Bir halkın gündemi vardır bir de iktidarın. Bunlar, iktidarın halkın ekonomik gündemine, kültürel kotlarına hitap edebildiği zamanlarda kesişir.

Gündem çarpıtma?

Bir halkın gündemi vardır bir de iktidarın. Bunlar, iktidarın halkın ekonomik gündemine, kültürel kotlarına hitap edebildiği zamanlarda kesişir. Ama bir sermaye iktidarı ile emekçi halk kitlelerinin gündemi, sınıf karşıtlıklarının doğası gereği, genellikle ayrıdır. Kültürel çakışmalar da, uzayan ekonomik/ toplumsal bunalımlar karşısında başlangıçtaki çekiciliğini yitirmeye başlar. Bu konularda yapılacak zorlamalar da, çekirdekteki radikal unsurlar dışında, artık seçmen kitlesinin desteğini alamaz.

Bugünlerde iktidarın gündeminde Ayasofya'nın camiye dönüştürülmesi, yargının üçüncü ayağı olan Baroların bölünerek etkisizleştirilmesi var. Bunları yapay gündemler veya gündem çarpıtma yolları olarak tanımlamak çok sığ ve kolaycı yaklaşımlar olur. Ayasofya gibi kısmen gündem çarpıtma aracı olarak kullanılan bir mesele bile iki nedenle AKP genel gündeminin parçasıdır: Bir, AKP'nin içinden yükselen sesleri ve daha radikal çıkışları denetim altına almak; iki, Cumhuriyet kurucularına ve Cumhuriyet'in kültürel kotlarına saldırmanın yeni bir simgesel işaretini -üstelik din/fetih/vakfiye zırhı arkasında- toplum gündemine sokmak; Osmanlı hukukuna referanslarla bir anlamda Medeni Kanunu tartışılır kılmak...
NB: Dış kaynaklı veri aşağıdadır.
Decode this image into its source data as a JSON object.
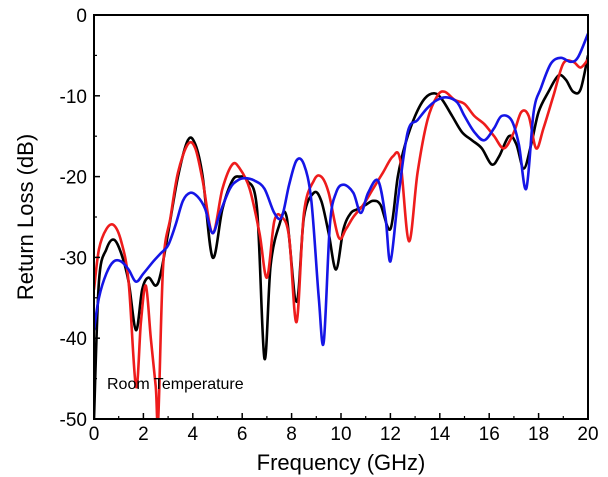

Oy tabanı daralırken, partisi içinde ideolojik tutkal aşınırken, radikal dinciliğin en geri ideolojik çekirdeğine adeta yem atmak ve bu çekirdek üzerinden partiyi suskunlaşmış/hedefsiz kalmış bir ataletten sıyırmayı planlamak, hafife alınacak hamleler değildir. Gerçi bu hamlenin arkasında Millet İttifakı'nın uyumuna çomak sokmak veya onu daha fazla sağa kaymaya mecbur bırakmak hedefi de herhalde vardır. Şimdilik, "çok şükür", uyum bozulmuş değil; ama bu ittifakta sağa doğru yarışın -tuzağa düşmeme takıntısındaki CHP'yi de kapsaması nedeniyle- ikinci amaç yönünde sıkı bir hamle daha başarılmış görünüyor. "Olası" bir iktidar değişiminde, muhalefet ittifakından bugünkü iktidarın Cumhuriyet düşmanlığıyla suçlanması tehlikesi adım adım bertaraf edilmiş oluyor.

AKP'nin Türkiye iç siyaset bakımından bu tür simgesel tutamaklarla beslenmesinin önemi de küçümsenmemeli. Özü itibariyle artık fiilen tarihe gömülmüş Cumhuriyet rejimine karşı hâlâ düşmanlık yapılması da anlaşılmaz bir tutum değil: Cumhuriyet'in çökertildiği/dönüştürüldüğü halkın bilincinde yer etmiş değil, üstelik Cumhuriyet'in kurucusu Atatürk'e olan bağlılık da bitirilmiş değil. Kaldı ki, siyasal İslamın oy tabanı daralmakta. Yani ideolojik sertliğin nedenleri var. Dolayısıyla bu rövanşist saldırıların süreceğini, fırsatı oluştuğunda sıradaki simgesel hedeflere (örneğin başkentin Ankara'dan İstanbul'a taşınması hedefine) yürümeye devam edileceğini düşünmek gerekir. 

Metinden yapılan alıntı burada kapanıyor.